Fig 1.
Functional cycle of single- and double-headed myosin.
(A) Sequence of events of the mechanochemical cycle of the single-headed myosin. ATP bound (red) head (i) binds to the actin filament followed by the hydrolysis of ATP. The arm (black line on head) of this actin bound head (ii) in ADP + Pi state (pink) has a pre-powerstroke conformation. Phosphate (Pi) release induces the powerstroke conformational change to the lever arm (iii). Next, ADP (blue) is released from the bound head while keeping the post-powerstroke lever arm conformation (iv). Finally, the empty head (gray) detaches from the actin followed by an ATP intake. The ATP dependent unbound head experiences a repriming event to its stable pre-powerstroke lever arm conformation (v). Note that, state (v) is exactly same as state (i) with an additional stepping towards left and also the nucleotide dependent actin binding affinity information in the middle. (B) The sequence of events of the functional cycle of the double-headed myosin. In state (i), head 1 is in an ATP bound state and head 2 is bound to actin in an ADP state. ATP hydrolysis and subsequent binding to actin by head 1 provide a two-head bound myosin (ii). Head 1 releases phosphate (Pi) to transform into state (iii). In contrary to a single-head myosin, here, after Pi release, head 1 cannot perform powerstroke while head 2 is still bound. The green line shows the expected lever arm conformation of head 1. It is important to note here that the two-head-bound state iii could adopt an alternative conformation with the converters of both heads in a post-powerstroke conformation while the lever arm of the leading/trailing head bends backward/forward. Next, ADP releases from head 2 (iv) and subsequently ATP binds to the empty head. Head 2 now detaches from the actin and head 1 now performs its postponed powerstroke step. Finally, head 2 also perform its spontaneous repriming event to form state (v). Note that, state (v) is exactly same as state (i) with an additional stepping towards the left.
Fig 2.
Two important conformational states of the mechanical cycle of myosin.
(A) Pre- (PDB 2V26 [34]) and post-powerstroke (PDB 2BHK [36]) states of the myosin motor showing the motor head (MH) and the converter domains. Note the change in the conformation of the converter domain with respect to the MH in the two conformations. The competing interactions (contacts) between the MH and the converter domains, responsible for stabilizing these two states, are shown by lines. (B) Residue-residue contact map for both the conformations. The two dotted green lines are drawn to separate the contact maps of the MH and the converter domains. In the upper triangle, the post-powerstroke contact map (red) is overlaid upon the pre-powerstroke contact map (blue) to identify the exclusive converter-MH contacts in the pre-powerstroke state (shown by lines in Fig 2A). In contrast, the same data have been overlaid in opposite order (blue upon red) in the lower triangle to extract the exclusive converter-MH contacts in the post-powerstroke state (those interactions are shown by lines in Fig 2A).
Fig 3.
Structural adaptation of the trailing head signals faster ADP release.

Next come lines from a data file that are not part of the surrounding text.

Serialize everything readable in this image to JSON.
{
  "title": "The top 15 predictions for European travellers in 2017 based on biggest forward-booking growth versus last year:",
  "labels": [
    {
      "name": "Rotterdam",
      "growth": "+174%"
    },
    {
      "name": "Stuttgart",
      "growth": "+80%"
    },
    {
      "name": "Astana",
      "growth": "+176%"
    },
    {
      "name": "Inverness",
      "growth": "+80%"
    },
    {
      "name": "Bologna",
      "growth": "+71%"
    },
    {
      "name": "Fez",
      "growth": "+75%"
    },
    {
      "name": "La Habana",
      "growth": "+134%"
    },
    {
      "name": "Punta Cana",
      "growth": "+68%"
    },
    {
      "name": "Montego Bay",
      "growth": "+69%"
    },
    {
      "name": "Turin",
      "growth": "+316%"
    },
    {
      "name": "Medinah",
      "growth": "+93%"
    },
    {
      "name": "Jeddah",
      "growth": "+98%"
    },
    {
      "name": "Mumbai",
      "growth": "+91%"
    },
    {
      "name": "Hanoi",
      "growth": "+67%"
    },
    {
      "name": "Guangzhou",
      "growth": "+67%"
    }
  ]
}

(A) Myosin MH domain structure showing the big (red) and small (green) subunits. (B) Nucleotide binding region of the MH domain is shown in terms of P-loop (blue), switch I (red) and switch II (green). (C) RMSD distribution (P(RMSD)) of the small subunit of the MH domain after least square fitting of the big subunit from the leading and trailing head simulations. The RMSD is calculated with respect to the pre-powerstroke MH conformation. Note the larger RMSD for the trailing head indicating substantial structural changes. (D) Distribution of distances between P-loop and switch I (P(dSWI-Ploop)) for the leading and trailing head simulations. (E) Distribution of distances between P-loop and switch II (P(dSWII-Ploop)) for the leading and trailing head simulations. (F) Distribution of distances between switch I and switch II (P(dSWI-SWII)) for the leading and trailing head simulations. A larger distance between switch I and switch II for the trailing head simulation compared to leading head signals faster ADP release.
Fig 4.
Strain regulates the ADP release kinetics of the trailing head.
(A) A schematic representation of myosin dimer showing how Pi release can create strain on the trailing head. This strain arises due to the postponed-powerstroke waiting state of the leading head (left head). (B) Probability distribution of distances between small and big subunits of the MH domain at different level of strain on the trailing head. This distribution shifts towards the larger distances as strain increases, which leads to an increase in ADP release rate with increasing strain.
Fig 5.
Powerstroke of the myosin motors.
(A) Powerstroke step with the release of Pi. The residues involved in the Pi mediated interactions in terms of p-loop (blue), switch I (red) and switch II (green) are shown. (B) RMSD (with respect to pre-powerstroke crystal structure) distribution for the simulation with Pi mediated interaction. The population of the pre-powerstroke ensemble is higher. (C) RMSD (with respect to pre-powerstroke crystal structure) distribution for the simulation without Pi mediated interactions. Note the inversion of the distribution with phosphate release making post-powerstroke ensemble as the dominant one.